Even more surprising than the figures themselves was the overwhelming reaction by the public. People talked and joked about it everywhere. Some were worried while others teased each other about who had “done” enough to fulfill national “offspring obligations” and who had not. This media “wake up call” stirred citizens and should be called an “early-to-bed” call instead. Since I’m not a demography expert, I won’t try to refute the numbers. But I remain skeptical, as in the old adage: “If you beat a statistic long enough it’ll always confess.”
Globalization causes unprecedented mingling of peoples and persons because of growing opportunities and widening inequalities. Due to the inevitability of such mingling, I suggest carefully reversing country-inherent low birthrates along with international adoption. If Korea, as publicized, needs at least three offspring per family, why not ―hypothetically ― two of their own plus one adopted (or vice versa)? The same could be suggested to governments in Europe. If rich countries permit guest worker quotas to ease current and future demand in their workplaces, why not encourage such “entrances” already at the time of infancy? Along with many other benefits ― not least for the adoptees ― social and linguistic “integration” would be easier and more meaningful in countries that fear the loss of human resources, creative brainpower and financial caregivers of the elderly.

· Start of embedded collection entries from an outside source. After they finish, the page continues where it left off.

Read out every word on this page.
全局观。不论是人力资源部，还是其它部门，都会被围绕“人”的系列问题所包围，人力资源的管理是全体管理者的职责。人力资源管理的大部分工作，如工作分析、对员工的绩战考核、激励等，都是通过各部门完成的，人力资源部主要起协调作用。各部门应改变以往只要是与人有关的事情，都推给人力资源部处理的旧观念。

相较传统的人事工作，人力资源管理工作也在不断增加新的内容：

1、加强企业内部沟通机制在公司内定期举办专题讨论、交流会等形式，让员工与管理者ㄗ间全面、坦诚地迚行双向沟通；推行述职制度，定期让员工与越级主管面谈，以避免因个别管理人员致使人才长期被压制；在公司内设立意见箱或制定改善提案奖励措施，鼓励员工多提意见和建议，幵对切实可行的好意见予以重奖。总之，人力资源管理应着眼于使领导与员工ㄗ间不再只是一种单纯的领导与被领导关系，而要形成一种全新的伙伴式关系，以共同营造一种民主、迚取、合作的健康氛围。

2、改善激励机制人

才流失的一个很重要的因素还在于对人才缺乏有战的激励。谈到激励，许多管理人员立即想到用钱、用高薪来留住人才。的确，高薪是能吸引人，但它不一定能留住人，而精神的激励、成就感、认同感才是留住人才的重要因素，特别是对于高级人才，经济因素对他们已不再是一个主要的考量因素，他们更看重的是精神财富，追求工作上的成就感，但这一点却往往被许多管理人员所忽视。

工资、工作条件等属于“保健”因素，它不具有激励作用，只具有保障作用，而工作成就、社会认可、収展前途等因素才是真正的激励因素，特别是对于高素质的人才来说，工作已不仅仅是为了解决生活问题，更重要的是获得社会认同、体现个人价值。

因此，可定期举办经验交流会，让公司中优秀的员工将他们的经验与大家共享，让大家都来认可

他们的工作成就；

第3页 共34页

In recent decades, Korea has contributed to worldwide child adoption while the country underwent a rough period of development. Meanwhile, Korea has joined the ranks of developed countries and Koreans can be proud of that. With the new status, the time seems ripe for Korea and other industrialized countries to share resources with the youth of the world. And if serious about its recent pledges at overcoming discrimination against foreigners and children of inter-ethnic parentage, Korea would be an excellent place on Earth to provide ample food, shelter, love, and a great education to children adopted from poor countries.
There is nothing wrong with informing the public about national birth rates. But to avoid fear-mongering and hysteria, it should be the task of the media to offer food for thought by putting the figures in perspective in a meaningful global context. Marx’s ideas about social determinism must have been right when he observed that (paraphrased) one’s decisions materialize as a direct reaction to one’s socio-economic circumstances.
Perhaps these reactions are part of an innate human rationality that we should use as a sign to pause and think. Many people at the grassroots and on the Internet already have used this rationality ― i.e., deciding to postpone conception based on economic circumstances ― to become alert and active about global issues such as poverty, pollution, global warming, energy shortages, global public health and lingering inefficient global communications.
Born and unborn children deserve these processes to be supported now, but for the sake of the planet and its human and non-human inhabitants, more so than for nations.